This repository contains code implemented as a part of the Information Retrieval Lab at the University of Bonn in 2021. The project was created along with two other contibutors. All files (code,images etc.) in this repo, except the project report, are my contributions to the project.
- Notebook code files
- Code for the app
- Presentation slides with an overview of results obtained
- Report with explanations and results for models from all group members
The spread of fake news on the internet is a matter of serious concern due to its potential to cause social and national damage. If left unchecked, it can have disastrous consequences like nationwide mistrust in public institutions. A lot of existing research is focused on the challenging task of automatic fake news detection. This project analyzes some of the research in the domain and explores various machine learning and deep learning models. We present a comparison of these models using natural language processing tools to analyze news articles and classify them based on their textual characteristics. Classification performance is evaluated using different metrics comparing pre-processing and word embedding techniques. We show how explainable artificial intelligence can be used to understand the predictions of
these black-box models which can help users decide if they should trust the model. Lastly, we discuss our findings and show two implementations of our models as web applications.

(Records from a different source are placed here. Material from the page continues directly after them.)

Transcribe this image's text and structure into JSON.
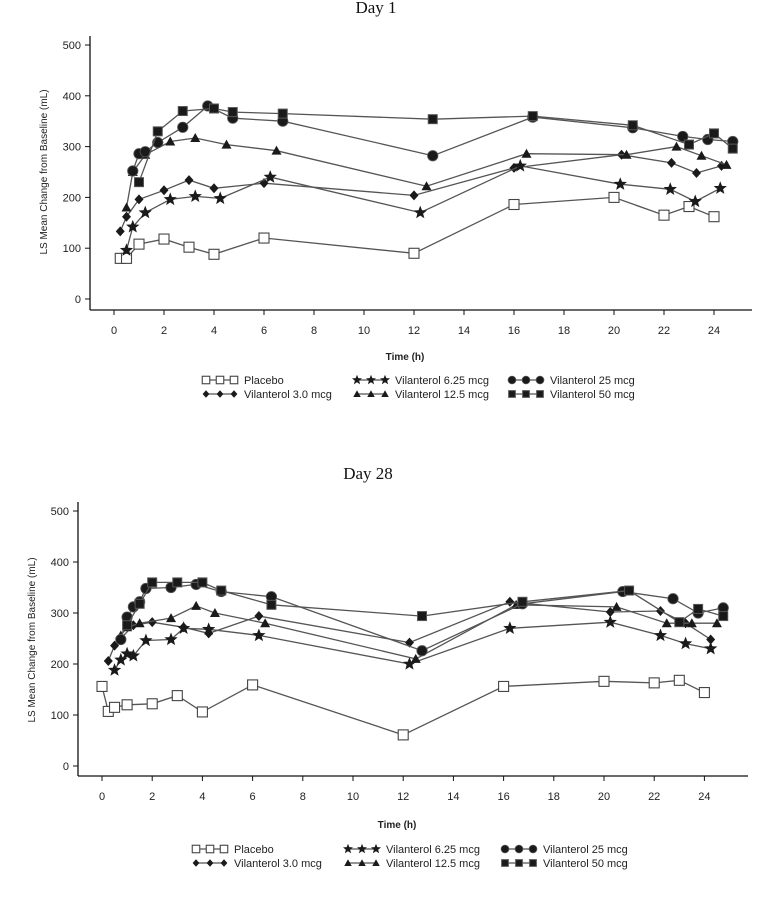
{
  "chart_data": [
    {
      "type": "line",
      "title": "Day 1",
      "xlabel": "Time (h)",
      "ylabel": "LS Mean Change from Baseline (mL)",
      "xlim": [
        -1,
        25.5
      ],
      "ylim": [
        0,
        500
      ],
      "xticks": [
        0,
        2,
        4,
        6,
        8,
        10,
        12,
        14,
        16,
        18,
        20,
        22,
        24
      ],
      "yticks": [
        0,
        100,
        200,
        300,
        400,
        500
      ],
      "grid": false,
      "legend_position": "bottom",
      "series": [
        {
          "name": "Placebo",
          "marker": "square-open",
          "x": [
            0.25,
            0.5,
            1,
            2,
            3,
            4,
            6,
            12,
            16,
            20,
            22,
            23,
            24
          ],
          "y": [
            80,
            80,
            108,
            118,
            102,
            88,
            120,
            90,
            186,
            200,
            165,
            182,
            162
          ]
        },
        {
          "name": "Vilanterol 3.0 mcg",
          "marker": "diamond",
          "x": [
            0.25,
            0.5,
            1,
            2,
            3,
            4,
            6,
            12,
            16,
            20.3,
            22.3,
            23.3,
            24.3
          ],
          "y": [
            133,
            162,
            196,
            214,
            234,
            218,
            228,
            204,
            258,
            284,
            268,
            248,
            262
          ]
        },
        {
          "name": "Vilanterol 6.25 mcg",
          "marker": "star",
          "x": [
            0.5,
            0.75,
            1.25,
            2.25,
            3.25,
            4.25,
            6.25,
            12.25,
            16.25,
            20.25,
            22.25,
            23.25,
            24.25
          ],
          "y": [
            96,
            142,
            170,
            196,
            202,
            198,
            240,
            170,
            262,
            226,
            216,
            192,
            218
          ]
        },
        {
          "name": "Vilanterol 12.5 mcg",
          "marker": "triangle",
          "x": [
            0.5,
            0.75,
            1.25,
            2.25,
            3.25,
            4.5,
            6.5,
            12.5,
            16.5,
            20.5,
            22.5,
            23.5,
            24.5
          ],
          "y": [
            180,
            250,
            284,
            310,
            317,
            304,
            292,
            222,
            286,
            284,
            300,
            282,
            264
          ]
        },
        {
          "name": "Vilanterol 25 mcg",
          "marker": "circle",
          "x": [
            0.75,
            1,
            1.25,
            1.75,
            2.75,
            3.75,
            4.75,
            6.75,
            12.75,
            16.75,
            20.75,
            22.75,
            23.75,
            24.75
          ],
          "y": [
            252,
            286,
            290,
            308,
            338,
            380,
            356,
            350,
            282,
            358,
            337,
            320,
            314,
            310
          ]
        },
        {
          "name": "Vilanterol 50 mcg",
          "marker": "square",
          "x": [
            1,
            1.75,
            2.75,
            4,
            4.75,
            6.75,
            12.75,
            16.75,
            20.75,
            23,
            24,
            24.75
          ],
          "y": [
            230,
            330,
            370,
            375,
            368,
            365,
            354,
            360,
            342,
            304,
            326,
            296
          ]
        }
      ]
    },
    {
      "type": "line",
      "title": "Day 28",
      "xlabel": "Time (h)",
      "ylabel": "LS Mean Change from Baseline (mL)",
      "xlim": [
        -1,
        25.5
      ],
      "ylim": [
        0,
        500
      ],
      "xticks": [
        0,
        2,
        4,
        6,
        8,
        10,
        12,
        14,
        16,
        18,
        20,
        22,
        24
      ],
      "yticks": [
        0,
        100,
        200,
        300,
        400,
        500
      ],
      "grid": false,
      "legend_position": "bottom",
      "series": [
        {
          "name": "Placebo",
          "marker": "square-open",
          "x": [
            0,
            0.25,
            0.5,
            1,
            2,
            3,
            4,
            6,
            12,
            16,
            20,
            22,
            23,
            24
          ],
          "y": [
            156,
            107,
            115,
            120,
            122,
            138,
            106,
            159,
            61,
            156,
            166,
            163,
            168,
            144
          ]
        },
        {
          "name": "Vilanterol 3.0 mcg",
          "marker": "diamond",
          "x": [
            0.25,
            0.5,
            0.75,
            1.25,
            2,
            3.25,
            4.25,
            6.25,
            12.25,
            16.25,
            20.25,
            22.25,
            23.25,
            24.25
          ],
          "y": [
            206,
            236,
            250,
            276,
            282,
            272,
            260,
            294,
            242,
            322,
            302,
            304,
            280,
            248
          ]
        },
        {
          "name": "Vilanterol 6.25 mcg",
          "marker": "star",
          "x": [
            0.5,
            0.75,
            1,
            1.25,
            1.75,
            2.75,
            3.25,
            4.25,
            6.25,
            12.25,
            16.25,
            20.25,
            22.25,
            23.25,
            24.25
          ],
          "y": [
            188,
            208,
            220,
            216,
            246,
            248,
            270,
            268,
            256,
            200,
            270,
            282,
            256,
            240,
            230
          ]
        },
        {
          "name": "Vilanterol 12.5 mcg",
          "marker": "triangle",
          "x": [
            0.75,
            1,
            1.5,
            2.75,
            3.75,
            4.5,
            6.5,
            12.5,
            16.5,
            20.5,
            22.5,
            23.5,
            24.5
          ],
          "y": [
            256,
            272,
            280,
            290,
            314,
            300,
            280,
            210,
            316,
            312,
            280,
            280,
            280
          ]
        },
        {
          "name": "Vilanterol 25 mcg",
          "marker": "circle",
          "x": [
            0.75,
            1,
            1.25,
            1.5,
            1.75,
            2.75,
            3.75,
            4.75,
            6.75,
            12.75,
            16.75,
            20.75,
            22.75,
            23.75,
            24.75
          ],
          "y": [
            248,
            292,
            312,
            322,
            348,
            350,
            356,
            342,
            332,
            226,
            318,
            342,
            328,
            300,
            310
          ]
        },
        {
          "name": "Vilanterol 50 mcg",
          "marker": "square",
          "x": [
            1,
            1.5,
            2,
            3,
            4,
            4.75,
            6.75,
            12.75,
            16.75,
            21,
            23,
            23.75,
            24.75
          ],
          "y": [
            276,
            318,
            360,
            360,
            360,
            344,
            316,
            294,
            322,
            344,
            282,
            308,
            294
          ]
        }
      ]
    }
  ],
  "legend": {
    "items": [
      "Placebo",
      "Vilanterol 3.0 mcg",
      "Vilanterol 6.25 mcg",
      "Vilanterol 12.5 mcg",
      "Vilanterol 25 mcg",
      "Vilanterol 50 mcg"
    ]
  },
  "colors": {
    "line": "#555555",
    "marker_fill": "#1a1a1a",
    "axis": "#111111"
  }
}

Keywords: Fake news · Fact-checking · Deep Learning · Explainable AI
- Analyzed the performance of automated methods on the given task?
- Compared performance of ML and Deep Learning models
- Used and analyzed performance of various feature engineering methods for prediction as well as to extract statistical insights
- Implemented and compared performance with methods from reference paper 1
- Analyzed reproducibility based on reference paper 2
- Used explainability methods to make our model predictions explainable.